而他定义的“完美”一词里,绝对没有人性的成份,没有温暖的亲情,没有唯美的爱情,没有……没有我所认为的一切美好。
我目瞪口呆,瞬间喘不过气。
就像从前我不止一次想过的那样,苏墨森是个疯子,真的是个疯子。他精神有毛病不是什么大问题,世界上不正常的人海了去了,不多他一个。问题的关键在于,他手里掌握太多会造成灾难的知识和技术,就像电影《十二猴子》,世界没有毁在政治家手里也没有毁在军事家手里而是毁在了一个研究病毒的普通专家手里。
我想,这就是夏东屹要杀他的动机,也是夏东屹在刑拘期间得知对方没死以后恼怒不堪的理由。
夏东屹无法容忍苏墨森的疯狂,绝不允许世界毁在他手里,所以当年才下那样狠的杀心。
也许苏墨森的疯病在从前那个研究机构解散前就有症状了,也许是解散以后在后来的艰难重组中发作的,不管是哪种情况,反正夏东屹看穿了这点。
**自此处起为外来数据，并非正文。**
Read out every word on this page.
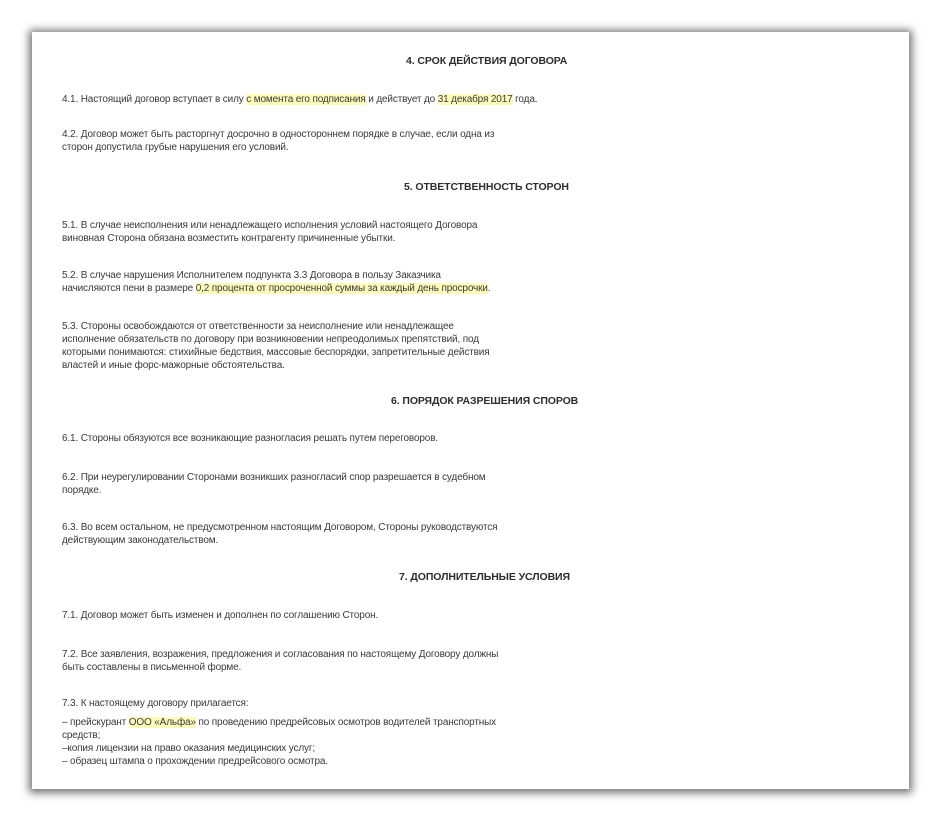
4. СРОК ДЕЙСТВИЯ ДОГОВОРА
4.1. Настоящий договор вступает в силу с момента его подписания и действует до 31 декабря 2017 года.
4.2. Договор может быть расторгнут досрочно в одностороннем порядке в случае, если одна из
сторон допустила грубые нарушения его условий.
5. ОТВЕТСТВЕННОСТЬ СТОРОН
5.1. В случае неисполнения или ненадлежащего исполнения условий настоящего Договора
виновная Сторона обязана возместить контрагенту причиненные убытки.
5.2. В случае нарушения Исполнителем подпункта 3.3 Договора в пользу Заказчика
начисляются пени в размере 0,2 процента от просроченной суммы за каждый день просрочки.
5.3. Стороны освобождаются от ответственности за неисполнение или ненадлежащее
исполнение обязательств по договору при возникновении непреодолимых препятствий, под
которыми понимаются: стихийные бедствия, массовые беспорядки, запретительные действия
властей и иные форс-мажорные обстоятельства.
6. ПОРЯДОК РАЗРЕШЕНИЯ СПОРОВ
6.1. Стороны обязуются все возникающие разногласия решать путем переговоров.
6.2. При неурегулировании Сторонами возникших разногласий спор разрешается в судебном
порядке.
6.3. Во всем остальном, не предусмотренном настоящим Договором, Стороны руководствуются
действующим законодательством.
7. ДОПОЛНИТЕЛЬНЫЕ УСЛОВИЯ
7.1. Договор может быть изменен и дополнен по соглашению Сторон.
7.2. Все заявления, возражения, предложения и согласования по настоящему Договору должны
быть составлены в письменной форме.
7.3. К настоящему договору прилагается:
– прейскурант ООО «Альфа» по проведению предрейсовых осмотров водителей транспортных
средств;
–копия лицензии на право оказания медицинских услуг;
– образец штампа о прохождении предрейсового осмотра.
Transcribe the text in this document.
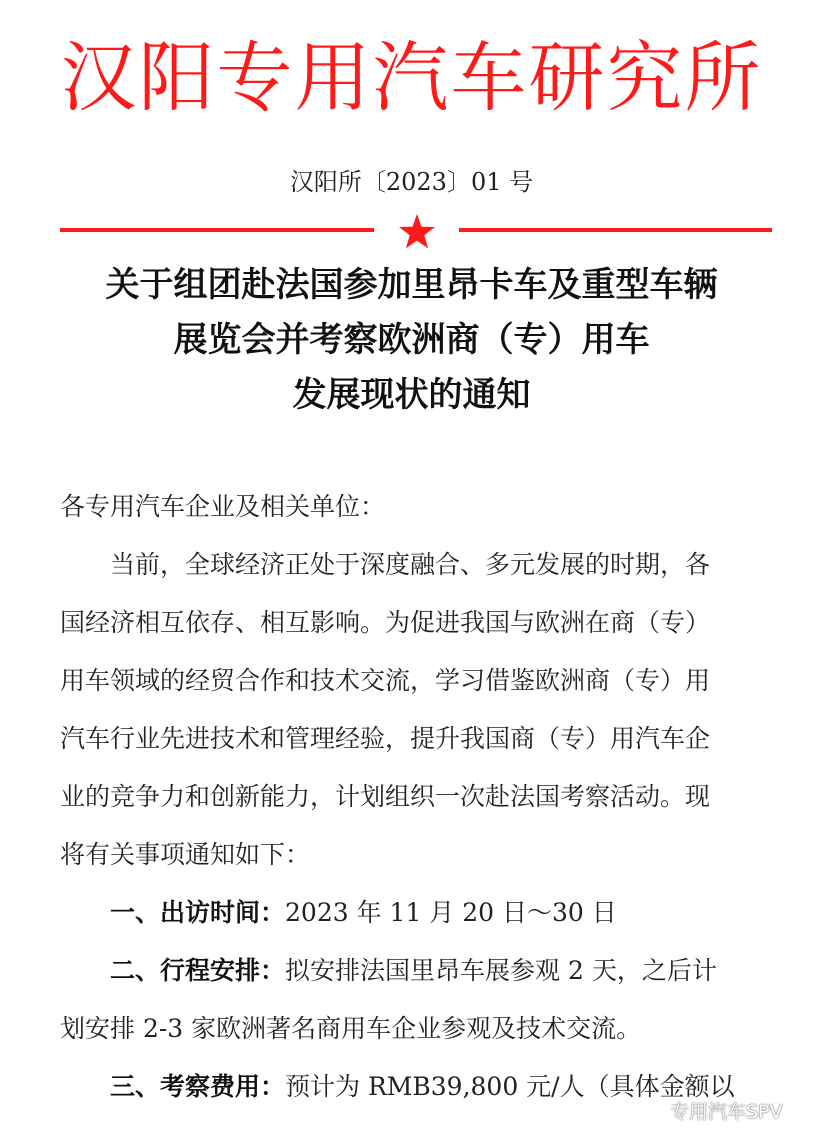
汉阳专用汽车研究所
汉阳所〔2023〕01 号
关于组团赴法国参加里昂卡车及重型车辆
展览会并考察欧洲商（专）用车
发展现状的通知

各专用汽车企业及相关单位：

当前，全球经济正处于深度融合、多元发展的时期，各

国经济相互依存、相互影响。为促进我国与欧洲在商（专）

用车领域的经贸合作和技术交流，学习借鉴欧洲商（专）用

汽车行业先进技术和管理经验，提升我国商（专）用汽车企

业的竞争力和创新能力，计划组织一次赴法国考察活动。现

将有关事项通知如下：

一、出访时间：2023 年 11 月 20 日～30 日

二、行程安排：拟安排法国里昂车展参观 2 天，之后计

划安排 2-3 家欧洲著名商用车企业参观及技术交流。

三、考察费用：预计为 RMB39,800 元/人（具体金额以

专用汽车SPV
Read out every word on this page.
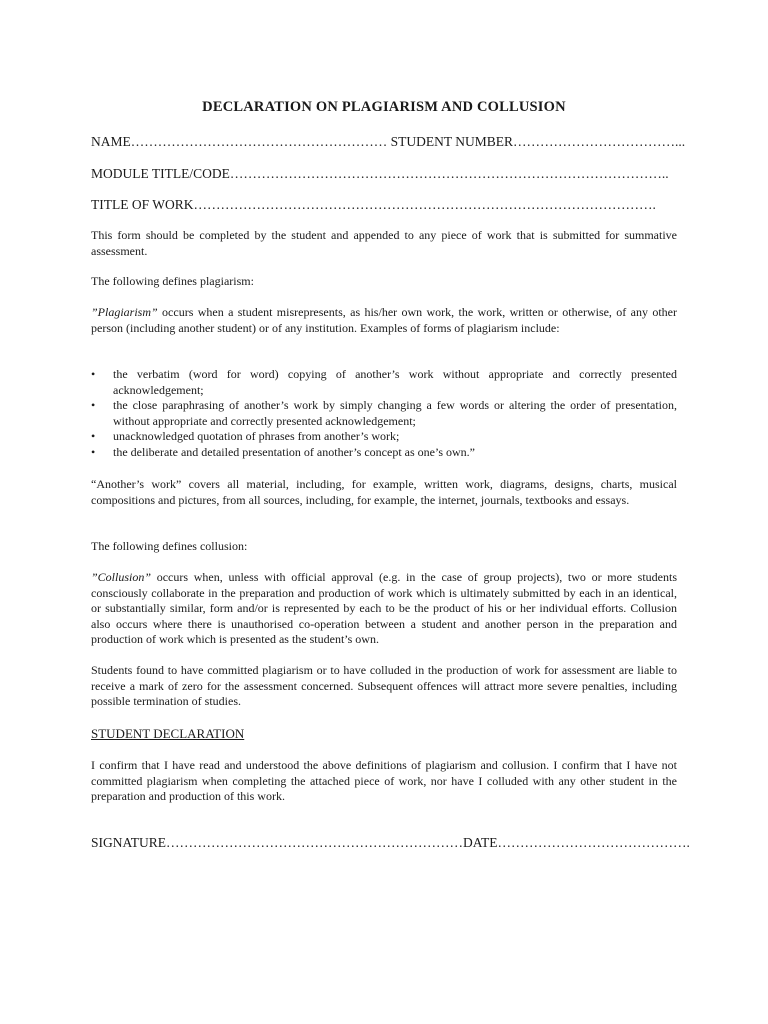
DECLARATION ON PLAGIARISM AND COLLUSION
NAME………………………………………………… STUDENT NUMBER………………………………...
MODULE TITLE/CODE……………………………………………………………………………………..
TITLE OF WORK………………………………………………………………………………………….

This form should be completed by the student and appended to any piece of work that is submitted for summative assessment.

The following defines plagiarism:

”Plagiarism” occurs when a student misrepresents, as his/her own work, the work, written or otherwise, of any other person (including another student) or of any institution. Examples of forms of plagiarism include:

• the verbatim (word for word) copying of another’s work without appropriate and correctly presented acknowledgement;
• the close paraphrasing of another’s work by simply changing a few words or altering the order of presentation, without appropriate and correctly presented acknowledgement;
• unacknowledged quotation of phrases from another’s work;
• the deliberate and detailed presentation of another’s concept as one’s own.”

“Another’s work” covers all material, including, for example, written work, diagrams, designs, charts, musical compositions and pictures, from all sources, including, for example, the internet, journals, textbooks and essays.

The following defines collusion:

”Collusion” occurs when, unless with official approval (e.g. in the case of group projects), two or more students consciously collaborate in the preparation and production of work which is ultimately submitted by each in an identical, or substantially similar, form and/or is represented by each to be the product of his or her individual efforts. Collusion also occurs where there is unauthorised co-operation between a student and another person in the preparation and production of work which is presented as the student’s own.

Students found to have committed plagiarism or to have colluded in the production of work for assessment are liable to receive a mark of zero for the assessment concerned. Subsequent offences will attract more severe penalties, including possible termination of studies.

STUDENT DECLARATION

I confirm that I have read and understood the above definitions of plagiarism and collusion. I confirm that I have not committed plagiarism when completing the attached piece of work, nor have I colluded with any other student in the preparation and production of this work.

SIGNATURE…………………………………………………………DATE…………………………………….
1996年他们发生争吵的原因,大概是苏墨森要夏东屹跟他一起重组机构或者说机构已经重组完成需要夏东屹回到团队里继续工作,但夏东屹不同意。苏墨森在暴怒之下说了什么让夏东屹觉得事态极其严重的话,所以非杀死他不可,并且毫不犹豫立刻动手,连周全计划一下的时间都没有,可以想象苏墨森当时说的话份量有多重,把个一贯冷静的人逼得瞬间暴走。
也许他把他的终极计划告诉了夏东屹并且告诉他说机构已经重组实验重新启动并且有了很大进展梦想很快就会实现之类的。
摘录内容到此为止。